Im Schatten der beeindruckenden Villen am Griebnitzsee, die in den 50er Jahren von der sowjetischen Armee geräumt wurden, entstanden studentische Wohnheime. Diese Umwandlung war ein entscheidender Schritt für die nachfolgende Nutzung der Liegenschaften, die zunächst als Unterkünfte für Studierende und Mitarbeiter der neu gegründeten Akademie für Staats- und Rechtswissenschaften der DDR dienten. Heute bewahrt das Archiv der Universität Potsdam wertvolle Dokumente aus dieser Zeit, darunter Grundstücksakten der Akademie, die Einblicke in den täglichen Betrieb der Wohnheime geben. Dort finden sich Meldungen zu defekten Heizungen, verstopften Toiletten und der Pflege von Bäumen und Sträuchern, sowie spannende Alltagsgeschichten der Bewohner uni-potsdam.de.
Die Akademie, gegründet 1950 und als Quasi-Parteihochschule der SED bekannt, sollte die Ausbildung von Führungskräften im rechtswissenschaftlichen Bereich fördern. Dazu zählte auch eine spezielle juristische Ausbildung, die bis 1963 angeboten wurde. In dieser Zeit wuchs die Akademie zur zentralen Einrichtung für Rechtswissenschaften in der DDR und galt als Konkurrenz zu traditionellen Fakultäten. Ihre Entwicklung beinhaltete auch die Angliederung des Deutschen Instituts für Rechtswissenschaft im Jahr 1959 und eine Reform, die die Aufgaben der Akademie erweiterte wikipedia.org.

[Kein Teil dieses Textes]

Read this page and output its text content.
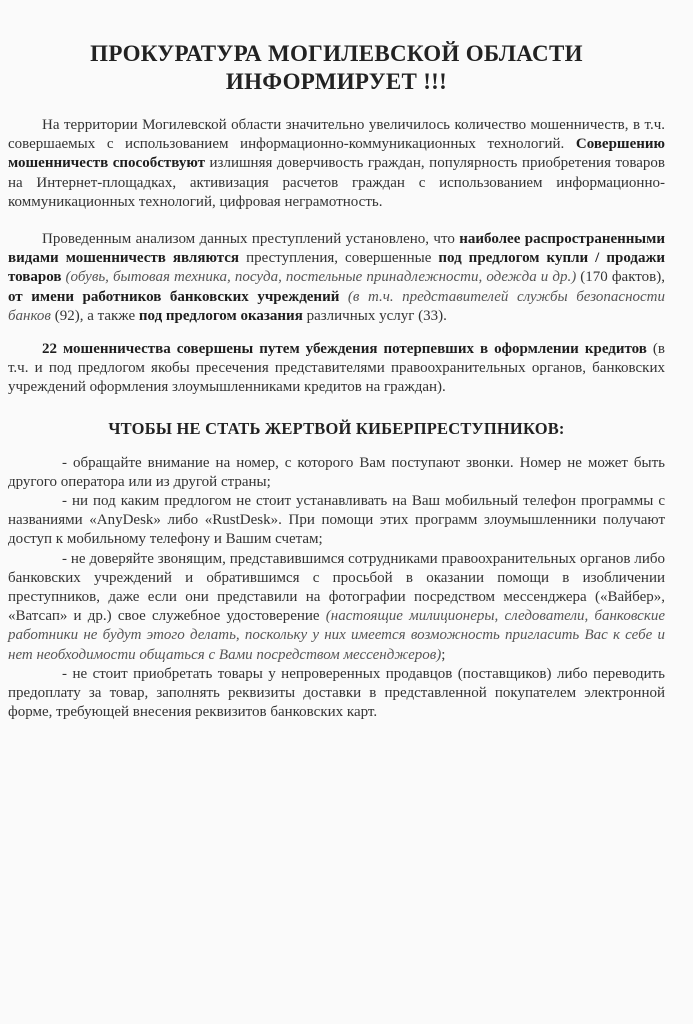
ПРОКУРАТУРА МОГИЛЕВСКОЙ ОБЛАСТИ
ИНФОРМИРУЕТ !!!

На территории Могилевской области значительно увеличилось количество мошенничеств, в т.ч. совершаемых с использованием информационно-коммуникационных технологий. Совершению мошенничеств способствуют излишняя доверчивость граждан, популярность приобретения товаров на Интернет-площадках, активизация расчетов граждан с использованием информационно-коммуникационных технологий, цифровая неграмотность.

Проведенным анализом данных преступлений установлено, что наиболее распространенными видами мошенничеств являются преступления, совершенные под предлогом купли / продажи товаров (обувь, бытовая техника, посуда, постельные принадлежности, одежда и др.) (170 фактов), от имени работников банковских учреждений (в т.ч. представителей службы безопасности банков (92), а также под предлогом оказания различных услуг (33).

22 мошенничества совершены путем убеждения потерпевших в оформлении кредитов (в т.ч. и под предлогом якобы пресечения представителями правоохранительных органов, банковских учреждений оформления злоумышленниками кредитов на граждан).

ЧТОБЫ НЕ СТАТЬ ЖЕРТВОЙ КИБЕРПРЕСТУПНИКОВ:

- обращайте внимание на номер, с которого Вам поступают звонки. Номер не может быть другого оператора или из другой страны;

- ни под каким предлогом не стоит устанавливать на Ваш мобильный телефон программы с названиями «AnyDesk» либо «RustDesk». При помощи этих программ злоумышленники получают доступ к мобильному телефону и Вашим счетам;

- не доверяйте звонящим, представившимся сотрудниками правоохранительных органов либо банковских учреждений и обратившимся с просьбой в оказании помощи в изобличении преступников, даже если они представили на фотографии посредством мессенджера («Вайбер», «Ватсап» и др.) свое служебное удостоверение (настоящие милиционеры, следователи, банковские работники не будут этого делать, поскольку у них имеется возможность пригласить Вас к себе и нет необходимости общаться с Вами посредством мессенджеров);

- не стоит приобретать товары у непроверенных продавцов (поставщиков) либо переводить предоплату за товар, заполнять реквизиты доставки в представленной покупателем электронной форме, требующей внесения реквизитов банковских карт.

Ein Filmdreh, der Spuren hinterließ
Im September 1956 wurde das Studentenwohnheim Karl-Marx-Str. 20 in Potsdam-Babelsberg zum Schauplatz eines DEFA-Drehs. Für den Film „Wo wir nicht sind …“, unter der Regie von Gerhard Klein und dem Drehbuch von Wolfgang Kohlhaase, wurde eine Drehgenehmigung beantragt. Ab diesem Zeitpunkt verwandelte sich der ruhige Wohnort in ein chaotisches Filmset. Die Dreharbeiten zogen sich bis Dezember 1956 und hinterließen etliche Schäden in den Räumlichkeiten, die der Hausmeister am 19. Dezember dokumentierte. Aufgebrochene Türen, beschädigte Fenster und vermüllte Seminar- sowie Studentenräume waren das weniger erfreuliche Ergebnis uni-potsdam.de.
Die Aufräumarbeiten nach dem Dreh beanspruchten nahezu 70 Arbeitsstunden. Dabei mussten nicht nur defekte Aschenbecher und Stühle ersetzt werden, sondern es wurden auch Schlosserarbeiten beauftragt. Die gemeldeten Unkosten von 142,51 DM stellten einen bemerkenswerten Einblick in die Konflikte zwischen Filmproduktion und Alltag dar. Der Film „Berlin – Ecke Schönhauser“, der 1957 schließlich auf den Markt kam, gilt heute als ein prägender deutscher Spielfilm der Nachkriegszeit und umreißt das Lebensgefühl der damaligen Zeit in der DDR wikipedia.org.
Der historische Kontext
Die DEFA spielte eine grundlegende Rolle in der Kultur und Filmproduktion der DDR. Die Institution registrierte zahlreiche Entwicklungen und zeichnete sich trotz politischer Kontrolle durch kreative Freiheit aus. Die Dokumentation der DEFA-Geschichte, die seit dem Jahr 1996 besteht, listet Ereignisse, Filme und Strukturen auf, die das Filmwesen der DDR prägten. Eine der bedeutendsten Quellen stammt aus den Publikationen des Filmmuseums Potsdam, das viele Informationen über die DEFA und ihre Auswirkungen auf die Gesellschaft liefert defa-stiftung.de.
Heute sorgt die sorgfältige Archivierung dieser Dokumente an der Universität Potsdam nicht nur für ein besseres Verständnis der Vergangenheit, sondern auch für eine Wertschätzung der kulturellen Erbes, das diese Institution und ihre Umgebung geprägt haben. Die Begegnung zwischen Kunst und Alltag, wie sie durch die Filmproduktion im Studentenwohnheim sichtbar wurde, bildet bis heute einen spannenden Anknüpfungspunkt für Historiker und Film-interessierte gleichermaßen.